Rioting, stone-throwing and tire-burning were reported in various parts of the West Bank and Gaza Strip on Tuesday.
The Israel Defense Force shot and wounded a resident of the Khan Yunis refugee camp who attacked a soldier when an IDF patrol ordered residents to remove burning tires that blocked the entrance to the camp. Khan Yunis, a large town in the southern portion of the Gaza Strip, was placed under curfew.
The IDF is investigating the shooting death Tuesday morning of another Khan Yunis resident. He is believed to have been killed by Arabs who suspected him of collaborating with the Israeli authorities.
The body of a Gaza Strip resident was found near Beit Hanun Tuesday morning. The circumstances of his death are unknown.
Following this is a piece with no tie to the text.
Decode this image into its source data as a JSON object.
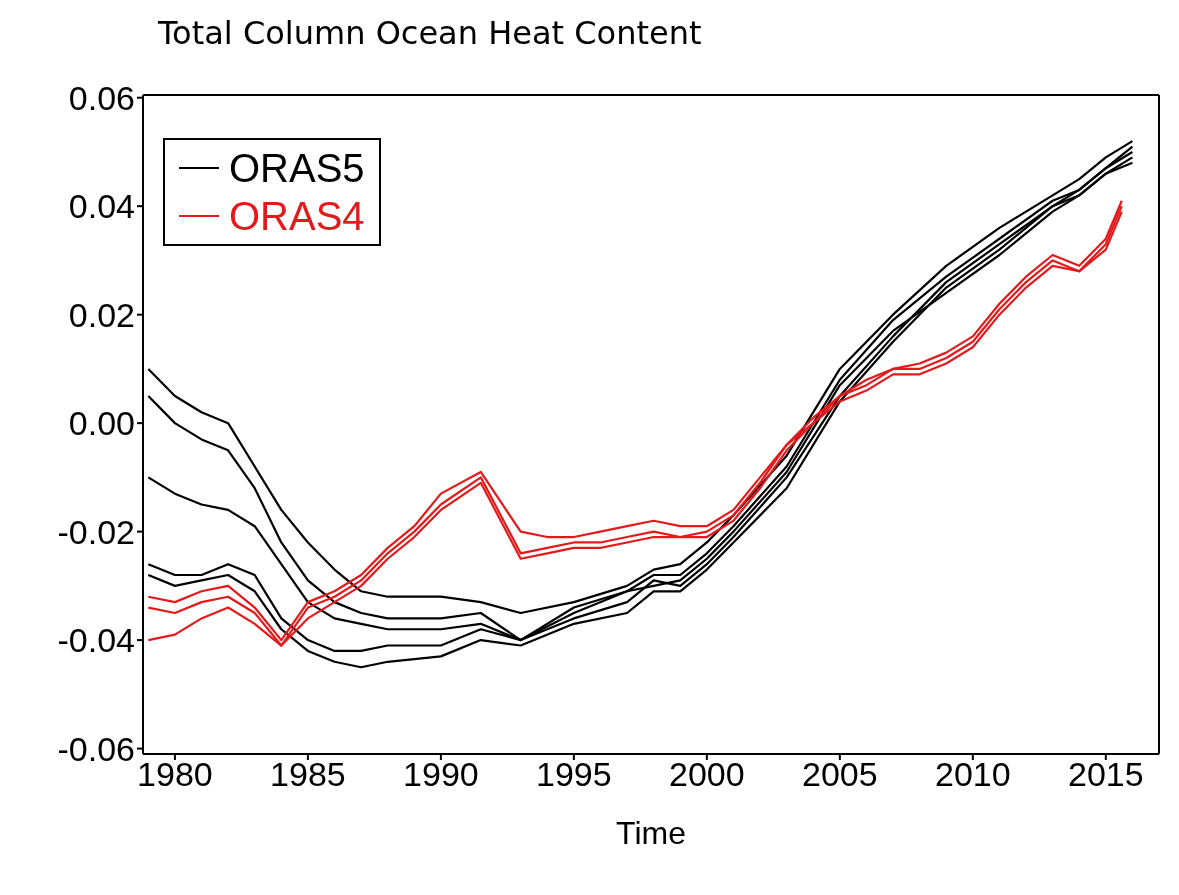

The IDF also is investigating the shooting Monday night of an Arab resident of Tubas village, in the Samaria region of the West Bank. He was apparently shot by soldiers.
A young East Jerusalem Arab was ordered held in custody for 10 days by a Jerusalem magistrate court Tuesday. He is suspected of conspiring with another youth, who also is in custody, to murder an Arab believed to be a collaborator.
Meanwhile, Defense Minister Yitzhak Rabin said Tuesday that permission given recently to IDF soldiers to open fire on individuals throwing Molotov cocktails has been granted to Jewish civilians.
Rabin briefed the Knesset’s Foreign Affairs and Defense Committee. He stressed that firearms could be used only against the person actually throwing the gasoline bomb, not for firing into crowds.
Jewish settlers have been demanding the same permission. They can open fire only when they believe their lives are threatened, Rabin said.
He reported to the committee that some 3,000 West Bank Palestinians are currently being held in military detention centers. Israel also has banned the transfer of money across the Jordan River bridges as a punitive measure against Arab rioting in the West Bank.
Foreign Minister Shimon Peres, who favors the principle of trading territory for peace, warned Tuesday that the IDF cannot simply withdraw from the Gaza Strip.
Speaking during a visit there Peres said it would be “scandalous and a mistake just to get up and leave Gaza,” because such a move would lead to chaos such as exists in Lebanon.
Peres said he thought the best solution would be to grant autonomy in the territories or an arrangement with Jordan, which would prevent the presence of a foreign army in the Gaza Strip, but allow a non-Israeli authority to manage affairs there.